## Requirements:

**python libraries:**
- pandas
- spacy
- geopy


**csv files:**
- sorted_articles.csv
- outlet_locations.csv

### Functions

- **spacy_location ( *string* text )**

    Finds most frequently mentioned location in a piece of text. Returns as a string. 


- **df_to_list_dict ( *DataFrame* df, *string* key )**

    Creates a list dictionary of a pandas dataframe, with a specified key value.


- **clean_loc ( *string* text )**

    Cleans location text for specific use cases. 
    

- **geocode_articles ( *DataFrame* df, *Dataframe* outlet_locations )**

    Assigns geolocation information to each article (row) found within 'df' using spacy_location() or outlet_locations.
    
    
    

### spacy_location ( *string* text ) :

**Input:**

- **text -** text to analyze 

**Output**

- **final_loc -** location extracted from text

In [4]:
def spacy_location(text):
    nlp = spacy.load("en_core_web_sm")
    doc = nlp(text)
    final_loc = ''
    locations = []
    
    for ent in doc.ents:
        if (ent.label_ == 'GPE'):
            locations.append(ent.text)
    
    if len(locations) > 0:
        loc_counts = pd.DataFrame([[x, locations.count(x)] for x in set(locations)])
        loc_counts.columns = ['location', 'count']
        loc_counts = loc_counts.sort_values(by=['count'], ascending=False)
    
        final_loc = loc_counts.iloc[0, 0]
        
    return final_loc   

### df_to_list_dict ( *DataFrame* df , *string* key ) :

**Input:**

- **df -** pandas dataframe to transform to dictionary
- **key -** string to use as key in dictionary

**Output**

- **dict -** a dictionary of the dataframe, where the key is the *string* key input and the value is a list of the column values per row


In [5]:
def df_to_list_dict(df, key):
    return df.set_index(key).T.to_dict('list')

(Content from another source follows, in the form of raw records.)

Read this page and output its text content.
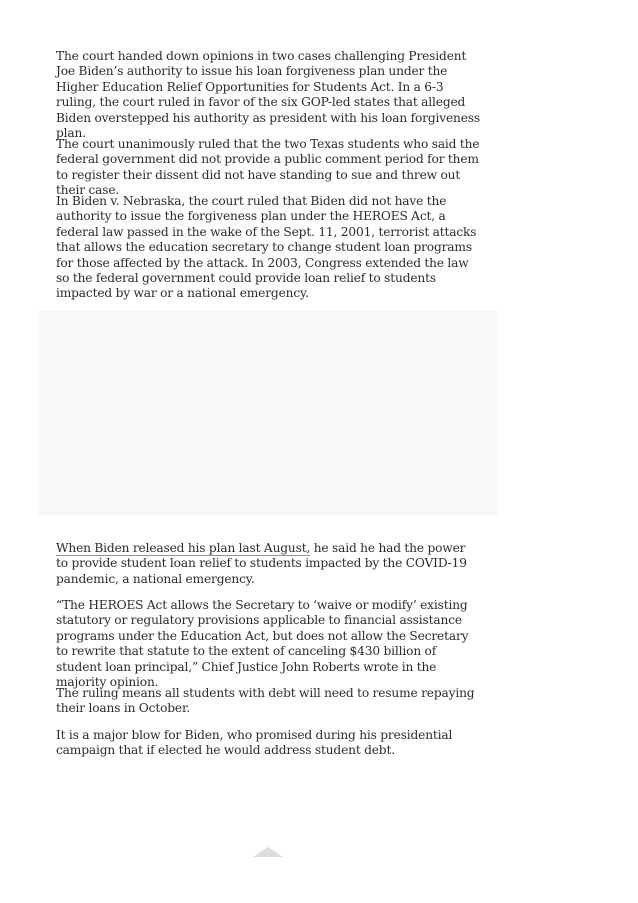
The court handed down opinions in two cases challenging President Joe Biden’s authority to issue his loan forgiveness plan under the Higher Education Relief Opportunities for Students Act. In a 6-3 ruling, the court ruled in favor of the six GOP-led states that alleged Biden overstepped his authority as president with his loan forgiveness plan.

The court unanimously ruled that the two Texas students who said the federal government did not provide a public comment period for them to register their dissent did not have standing to sue and threw out their case.

In Biden v. Nebraska, the court ruled that Biden did not have the authority to issue the forgiveness plan under the HEROES Act, a federal law passed in the wake of the Sept. 11, 2001, terrorist attacks that allows the education secretary to change student loan programs for those affected by the attack. In 2003, Congress extended the law so the federal government could provide loan relief to students impacted by war or a national emergency.

When Biden released his plan last August, he said he had the power to provide student loan relief to students impacted by the COVID-19 pandemic, a national emergency.

“The HEROES Act allows the Secretary to ‘waive or modify’ existing statutory or regulatory provisions applicable to financial assistance programs under the Education Act, but does not allow the Secretary to rewrite that statute to the extent of canceling $430 billion of student loan principal,” Chief Justice John Roberts wrote in the majority opinion.

The ruling means all students with debt will need to resume repaying their loans in October.

It is a major blow for Biden, who promised during his presidential campaign that if elected he would address student debt.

### clean_loc ( *String* text )


**Input:**

- **text -** location text to analyze for specific use cases to clean

**Output**

- **text-** updated ('cleaned') location values

In [6]:
def clean_loc(text): 
    if text=='Surrey':
        text = 'Surrey, British Columbia'
    elif text =='B.C.':
        text = 'British Columbia'
    
    return text

### geocode_articles ( *DataFrame* df, *Dataframe* outlet_locations ) : 

**Input:** 
- **df -** dataframe of articles 
- **outlet_locations -** dataframe of outlets and their geographic locations

**Output:** 
- **df_loc -** dataset of articles with geolocation information


In [17]:
def geocode_articles(df, outlet_locations):
    
    new_df = df
    gl = Nominatim(user_agent='newsworthy_ml')
    
    loc_dict = df_to_list_dict(outlet_locations, 'outlet')
    
    
    for i in range(len(df)):          # Parses through each article in df
    
        text_loc = spacy_location(new_df.loc[i, 'text'])     # Find most frequently mentioned location in article text
        text_loc = clean_loc(text_loc)                            # Fix specific use cases for locations        
    
        if text_loc != '':                 # If location string from article text is not empty
            try:
                print(text_loc)
                new_df.loc[i, 'location'] = text_loc       # Assign article location to this text
                loc = gl.geocode(text_loc)                  # Find coordinates of location returned by spacy
                lat, long = loc.latitude, loc.longitude
                
                new_df.loc[i, 'lat'] = lat                       # Assign coordinates to article
                new_df.loc[i, 'long'] = long
                print(str([lat, long]))
            
            except:
                print("Error with extracting coordinates.")
                new_df.loc[i, 'lat'] = 0.0
                new_df.loc[i, 'long'] = 0.0
            
        else:                                   # Use location of outlet instead
            try:
                new_df.loc[i, 'location'] = loc_dict[new_df.loc[i, 'outlet']][0]
                new_df.loc[i, 'lat'] = loc_dict[new_df.loc[i, 'outlet']][1]
                new_df.loc[i, 'long'] = loc_dict[new_df.loc[i, 'outlet']][2]
                
            except:
                print("Error calling from dictionary.")

## Script

In [12]:
import pandas as pd
import spacy
from geopy.geocoders import Nominatim

In [13]:
# Get necessary .csv files as pandas dataframes

df = pd.read_csv('complete.csv')
df = df.drop(columns=['Unnamed: 0'])

outlet_locations = pd.read_csv('outlet_locations.csv')
outlet_locatons = outlet_locations.drop(columns=['Unnamed: 0'])


In [None]:
# Find locations of each article

new_df = geocode_articles(df, outlet_locations)

In [None]:
new_df.to_csv('final_df.csv')